Certainly, the total project costs are considerably affected by the land price which on average amounts to 20 percent of the total development budget. Whereas regional sites with good location may cost $1 to 1.5 million per hectare maximum, in Moscow it will reach at least $7 to 8 million per hectare. In addition in the regional cities the investor will receive the freehold title for the land, in Moscow in most cases, leasehold. Moreover, it is very challenging to find a permitted, centrally located land plot in Moscow.
Cost of finance is obviously a key factor in the project development success. Currently, it is very difficult for local developers to raise funds for the regional project other than bank financing. A local developer faces a limited opportunity for the establishment of joint ventures, caused by the fact that federal professional developers are the main investors in the regional market and they require control over the project. Such developers include companies like Renaissance Construction, Tashir, RosEvroDevelopment and TPS Nedvizhimost.
The main investment criteria would be location, as well as the economic and industrial development of the city, driving the level of income and spending power of the local population. The interest of market players is focused primarily on the large cities with underdeveloped commercial real estate market and shortage of quality retail space.
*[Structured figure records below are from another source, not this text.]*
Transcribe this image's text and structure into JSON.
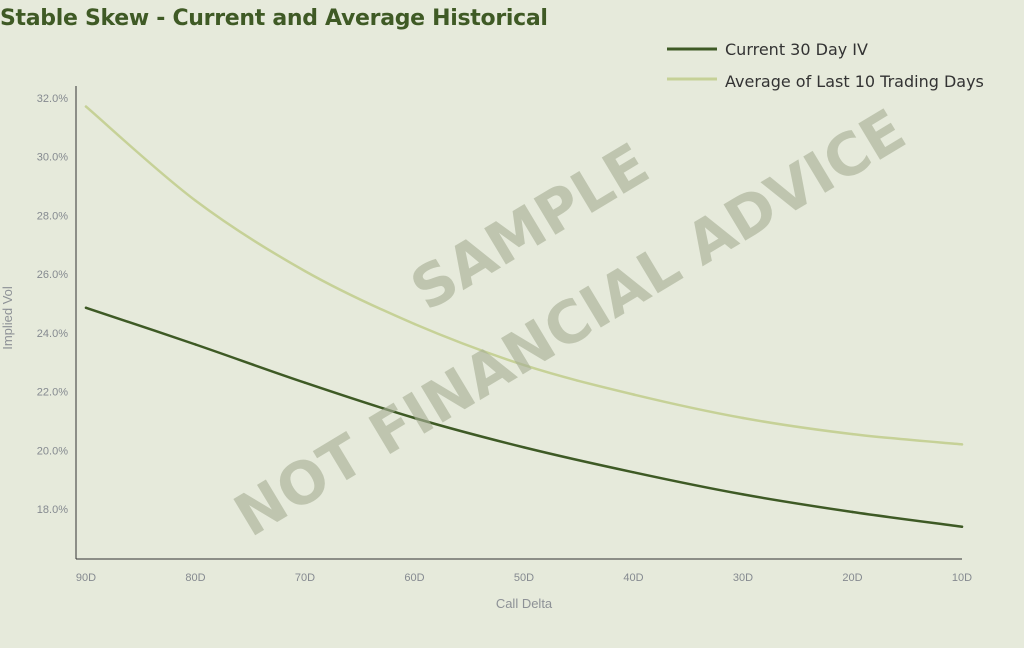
{
  "colors": {
    "background": "#e6eadb",
    "title": "#3f5a25",
    "series_current": "#3e5a25",
    "series_average": "#c6d197",
    "axis": "#333333",
    "tick_text": "#858a90",
    "watermark": "#a7ae95"
  },
  "chart_data": {
    "type": "line",
    "title": "Stable Skew - Current and Average Historical",
    "xlabel": "Call Delta",
    "ylabel": "Implied Vol",
    "categories": [
      "90D",
      "80D",
      "70D",
      "60D",
      "50D",
      "40D",
      "30D",
      "20D",
      "10D"
    ],
    "yticks": [
      "18.0%",
      "20.0%",
      "22.0%",
      "24.0%",
      "26.0%",
      "28.0%",
      "30.0%",
      "32.0%"
    ],
    "ytick_values": [
      18,
      20,
      22,
      24,
      26,
      28,
      30,
      32
    ],
    "ylim": [
      16.3,
      32.4
    ],
    "ylim_note_omitted": "",
    "grid": false,
    "legend_position": "top-right",
    "series": [
      {
        "name": "Current 30 Day IV",
        "values": [
          24.85,
          23.6,
          22.3,
          21.1,
          20.1,
          19.25,
          18.5,
          17.9,
          17.4
        ]
      },
      {
        "name": "Average of Last 10 Trading Days",
        "values": [
          31.7,
          28.5,
          26.1,
          24.3,
          22.9,
          21.9,
          21.1,
          20.55,
          20.2
        ]
      }
    ]
  },
  "watermark": {
    "line1": "SAMPLE",
    "line2": "NOT FINANCIAL ADVICE"
  }
}
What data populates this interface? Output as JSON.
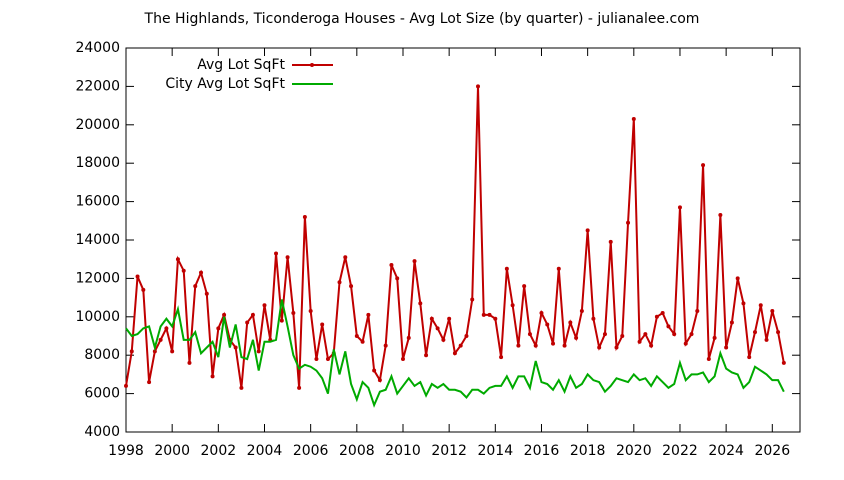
{
  "chart_data": {
    "type": "line",
    "title": "The Highlands, Ticonderoga Houses - Avg Lot Size (by quarter) - julianalee.com",
    "x": [
      1998,
      1998.25,
      1998.5,
      1998.75,
      1999,
      1999.25,
      1999.5,
      1999.75,
      2000,
      2000.25,
      2000.5,
      2000.75,
      2001,
      2001.25,
      2001.5,
      2001.75,
      2002,
      2002.25,
      2002.5,
      2002.75,
      2003,
      2003.25,
      2003.5,
      2003.75,
      2004,
      2004.25,
      2004.5,
      2004.75,
      2005,
      2005.25,
      2005.5,
      2005.75,
      2006,
      2006.25,
      2006.5,
      2006.75,
      2007,
      2007.25,
      2007.5,
      2007.75,
      2008,
      2008.25,
      2008.5,
      2008.75,
      2009,
      2009.25,
      2009.5,
      2009.75,
      2010,
      2010.25,
      2010.5,
      2010.75,
      2011,
      2011.25,
      2011.5,
      2011.75,
      2012,
      2012.25,
      2012.5,
      2012.75,
      2013,
      2013.25,
      2013.5,
      2013.75,
      2014,
      2014.25,
      2014.5,
      2014.75,
      2015,
      2015.25,
      2015.5,
      2015.75,
      2016,
      2016.25,
      2016.5,
      2016.75,
      2017,
      2017.25,
      2017.5,
      2017.75,
      2018,
      2018.25,
      2018.5,
      2018.75,
      2019,
      2019.25,
      2019.5,
      2019.75,
      2020,
      2020.25,
      2020.5,
      2020.75,
      2021,
      2021.25,
      2021.5,
      2021.75,
      2022,
      2022.25,
      2022.5,
      2022.75,
      2023,
      2023.25,
      2023.5,
      2023.75,
      2024,
      2024.25,
      2024.5,
      2024.75,
      2025,
      2025.25,
      2025.5,
      2025.75,
      2026,
      2026.25,
      2026.5
    ],
    "series": [
      {
        "name": "Avg Lot SqFt",
        "color": "#c00000",
        "markers": true,
        "values": [
          6400,
          8200,
          12100,
          11400,
          6600,
          8200,
          8800,
          9400,
          8200,
          13000,
          12400,
          7600,
          11600,
          12300,
          11200,
          6900,
          9400,
          10100,
          8800,
          8400,
          6300,
          9700,
          10100,
          8200,
          10600,
          8800,
          13300,
          9800,
          13100,
          10200,
          6300,
          15200,
          10300,
          7800,
          9600,
          7800,
          8100,
          11800,
          13100,
          11600,
          9000,
          8700,
          10100,
          7200,
          6700,
          8500,
          12700,
          12000,
          7800,
          8900,
          12900,
          10700,
          8000,
          9900,
          9400,
          8800,
          9900,
          8100,
          8500,
          9000,
          10900,
          22000,
          10100,
          10100,
          9900,
          7900,
          12500,
          10600,
          8500,
          11600,
          9100,
          8500,
          10200,
          9600,
          8600,
          12500,
          8500,
          9700,
          8900,
          10300,
          14500,
          9900,
          8400,
          9100,
          13900,
          8400,
          9000,
          14900,
          20300,
          8700,
          9100,
          8500,
          10000,
          10200,
          9500,
          9100,
          15700,
          8600,
          9100,
          10300,
          17900,
          7800,
          8900,
          15300,
          8400,
          9700,
          12000,
          10700,
          7900,
          9200,
          10600,
          8800,
          10300,
          9200,
          7600
        ]
      },
      {
        "name": "City Avg Lot SqFt",
        "color": "#00aa00",
        "markers": false,
        "values": [
          9400,
          9000,
          9100,
          9400,
          9500,
          8400,
          9500,
          9900,
          9500,
          10400,
          8800,
          8800,
          9200,
          8100,
          8400,
          8700,
          7900,
          10000,
          8400,
          9600,
          7900,
          7800,
          8800,
          7200,
          8700,
          8700,
          8800,
          10900,
          9500,
          8000,
          7300,
          7500,
          7400,
          7200,
          6800,
          6000,
          8300,
          7000,
          8200,
          6500,
          5700,
          6600,
          6300,
          5400,
          6100,
          6200,
          6900,
          6000,
          6400,
          6800,
          6400,
          6600,
          5900,
          6500,
          6300,
          6500,
          6200,
          6200,
          6100,
          5800,
          6200,
          6200,
          6000,
          6300,
          6400,
          6400,
          6900,
          6300,
          6900,
          6900,
          6300,
          7700,
          6600,
          6500,
          6200,
          6700,
          6100,
          6900,
          6300,
          6500,
          7000,
          6700,
          6600,
          6100,
          6400,
          6800,
          6700,
          6600,
          7000,
          6700,
          6800,
          6400,
          6900,
          6600,
          6300,
          6500,
          7600,
          6700,
          7000,
          7000,
          7100,
          6600,
          6900,
          8100,
          7300,
          7100,
          7000,
          6300,
          6600,
          7400,
          7200,
          7000,
          6700,
          6700,
          6100
        ]
      }
    ],
    "xlim": [
      1998,
      2027.2
    ],
    "xticks": [
      1998,
      2000,
      2002,
      2004,
      2006,
      2008,
      2010,
      2012,
      2014,
      2016,
      2018,
      2020,
      2022,
      2024,
      2026
    ],
    "ylim": [
      4000,
      24000
    ],
    "yticks": [
      4000,
      6000,
      8000,
      10000,
      12000,
      14000,
      16000,
      18000,
      20000,
      22000,
      24000
    ],
    "grid": false,
    "legend": "top-left"
  }
}
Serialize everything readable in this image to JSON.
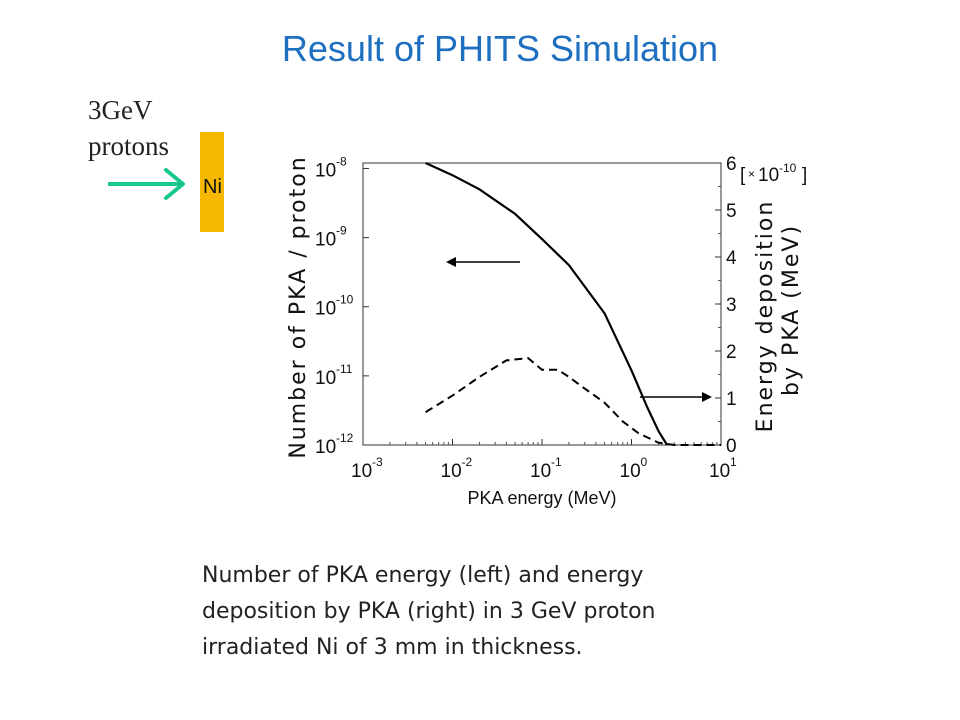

These cities include, for example, Perm, Krasnoyarsk and Saratov. However, developers may also have an interest in the cities with a developed real estate market if these cities offer high-quality projects in large residential areas or central parts of the city. This refers both to Millionniki cities and those with a population of 500 to 700 thousand people.
The acquisition of the Arkada shopping center development project in Ufa by Soyuz Property Development is a recent example of this trend. The interest in such projects comes not only from the international investors but also from international and federal retailers; for example Auchan and M.Video will be the anchor tenants of Arkada shopping center.
Retail in Russia is the most rapidly developing sector. Consumer spending (75 percent of income is spent on goods and services vs. 30 to 40 percent in Europe) is strong right across the country, not just in Moscow. Regional retail schemes have generated more interest and we see that 2012 evidenced a positive investment trend in the regional investment market. Developers and investors strengthened their position in an expanding regional retail market by understanding the necessity of being the first in the market and acquiring the best available projects.
Russian investors maintained their leadership in regional cities in 2012. With new high-quality developments coming in the regions, we believe that the retail real estate sector will grow significantly during the coming years and that the sector will become a pioneer in attracting foreign investment to the regions of Russia.